With respect to catalytic hydrogenation of the ABUK impurities, court found that that a person of ordinary skill in the art would have understood that it would not be feasible to simply run the reaction to completion as Dr. Gokel (Defendant’s expert) suggested. Longer the experiment runs, "the slower the reaction to remove the last bit of the material is going to be." Running the experiment for longer allows for side reactions to compete with the primary reaction and then "you'll start to hydrogenate other parts of the molecule and introduce other material.

With respect to sulfur addition to 10 separate out the ABUK impurities, court agreed with Plaintiffs and said that as an initial matter, court do not think Rapoport teaches that low- ABUK oxymorphone can be achieved through bisulfite addition combined with extraction. It seems that the poor partition ratio, combined with the lack of any examples of this method being used successfully, would not inform a person of ordinary skill that this was a promising method.

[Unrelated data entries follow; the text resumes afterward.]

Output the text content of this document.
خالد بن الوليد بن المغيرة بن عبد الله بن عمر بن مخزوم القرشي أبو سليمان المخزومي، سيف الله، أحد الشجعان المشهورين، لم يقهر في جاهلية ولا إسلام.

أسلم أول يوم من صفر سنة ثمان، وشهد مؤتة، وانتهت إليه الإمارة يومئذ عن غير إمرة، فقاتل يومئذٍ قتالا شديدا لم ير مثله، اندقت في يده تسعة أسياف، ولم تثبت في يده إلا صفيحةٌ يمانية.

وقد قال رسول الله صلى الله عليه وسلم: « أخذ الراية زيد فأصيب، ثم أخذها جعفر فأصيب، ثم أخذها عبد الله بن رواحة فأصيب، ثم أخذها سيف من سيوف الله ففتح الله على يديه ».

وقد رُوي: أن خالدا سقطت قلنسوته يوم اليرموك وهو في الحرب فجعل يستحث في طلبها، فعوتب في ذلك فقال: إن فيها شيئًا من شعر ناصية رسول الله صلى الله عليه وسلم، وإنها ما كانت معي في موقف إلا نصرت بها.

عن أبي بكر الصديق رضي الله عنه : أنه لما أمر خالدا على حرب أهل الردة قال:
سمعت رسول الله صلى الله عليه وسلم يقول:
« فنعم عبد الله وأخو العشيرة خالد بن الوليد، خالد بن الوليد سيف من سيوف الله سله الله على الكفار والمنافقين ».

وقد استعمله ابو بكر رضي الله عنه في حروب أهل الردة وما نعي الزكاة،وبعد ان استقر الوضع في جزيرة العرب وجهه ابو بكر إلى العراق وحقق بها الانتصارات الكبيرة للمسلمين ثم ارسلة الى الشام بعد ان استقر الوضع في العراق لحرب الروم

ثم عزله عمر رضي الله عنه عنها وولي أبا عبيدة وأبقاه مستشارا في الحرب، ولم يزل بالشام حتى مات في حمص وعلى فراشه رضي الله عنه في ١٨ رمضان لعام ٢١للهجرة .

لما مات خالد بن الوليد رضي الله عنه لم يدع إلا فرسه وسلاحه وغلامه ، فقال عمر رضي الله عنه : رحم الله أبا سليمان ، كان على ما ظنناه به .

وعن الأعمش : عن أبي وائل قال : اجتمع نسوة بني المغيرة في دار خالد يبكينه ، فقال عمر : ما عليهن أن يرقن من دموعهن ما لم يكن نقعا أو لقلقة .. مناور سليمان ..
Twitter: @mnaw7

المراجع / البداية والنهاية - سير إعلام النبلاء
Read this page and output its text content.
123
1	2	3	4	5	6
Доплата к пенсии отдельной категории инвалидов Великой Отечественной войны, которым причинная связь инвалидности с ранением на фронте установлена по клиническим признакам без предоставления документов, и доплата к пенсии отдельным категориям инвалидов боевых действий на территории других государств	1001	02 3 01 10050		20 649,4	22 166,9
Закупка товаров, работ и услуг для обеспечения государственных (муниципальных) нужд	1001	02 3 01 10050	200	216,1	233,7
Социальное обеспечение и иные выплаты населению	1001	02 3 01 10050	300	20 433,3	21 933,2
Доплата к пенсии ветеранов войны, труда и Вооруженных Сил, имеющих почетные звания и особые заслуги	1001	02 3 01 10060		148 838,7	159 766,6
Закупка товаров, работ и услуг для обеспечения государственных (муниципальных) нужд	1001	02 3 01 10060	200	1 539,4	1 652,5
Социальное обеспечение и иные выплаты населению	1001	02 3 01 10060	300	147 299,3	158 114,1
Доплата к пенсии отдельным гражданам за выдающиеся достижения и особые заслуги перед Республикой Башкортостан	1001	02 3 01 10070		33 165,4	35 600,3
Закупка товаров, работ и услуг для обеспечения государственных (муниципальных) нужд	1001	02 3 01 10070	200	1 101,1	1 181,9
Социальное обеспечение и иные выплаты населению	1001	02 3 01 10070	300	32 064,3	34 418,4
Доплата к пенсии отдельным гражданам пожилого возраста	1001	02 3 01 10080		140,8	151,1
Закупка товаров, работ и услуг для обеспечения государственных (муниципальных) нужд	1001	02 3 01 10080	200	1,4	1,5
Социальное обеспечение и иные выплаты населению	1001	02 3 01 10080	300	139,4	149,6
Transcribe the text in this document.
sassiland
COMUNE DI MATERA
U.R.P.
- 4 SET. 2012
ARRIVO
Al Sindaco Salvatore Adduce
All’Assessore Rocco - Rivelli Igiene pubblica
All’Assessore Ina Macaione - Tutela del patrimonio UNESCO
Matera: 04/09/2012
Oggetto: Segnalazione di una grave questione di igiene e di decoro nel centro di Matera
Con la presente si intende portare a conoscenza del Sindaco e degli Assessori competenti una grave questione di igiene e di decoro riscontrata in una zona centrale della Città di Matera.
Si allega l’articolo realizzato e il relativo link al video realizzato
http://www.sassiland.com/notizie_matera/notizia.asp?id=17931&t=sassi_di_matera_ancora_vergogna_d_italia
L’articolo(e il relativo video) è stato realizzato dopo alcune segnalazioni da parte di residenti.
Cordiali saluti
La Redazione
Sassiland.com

With respect to 0-demethylation of low-ABUK oxycodone into low ABUK oxymorphone, court again agreed with Plaintiffs and said that the starting material matters in evaluating whether a person of ordinary skill would have found low-ABUK oxymorphone obvious because 0-demethylation was available as a known method for converting oxycodone into oxymorphone. The person of ordinary skill at the time of invention would not have had access to the low-AB UK oxycodone Mallinckrodt used. As Plaintiffs point out, the prior art low-AB UK oxycodone had a different impurity profile that would result in differences in the final product of an 0-demethylation reaction. Therefore, Mallinckrodt's experiment is not relevant to the obviousness analysis.

Court also denied other grounds such as “anticipation” & “written description requirement”  and concluded that Defendants failed to prove by clear and convincing evidence that claims 1-6 of the '779 patent are invalid.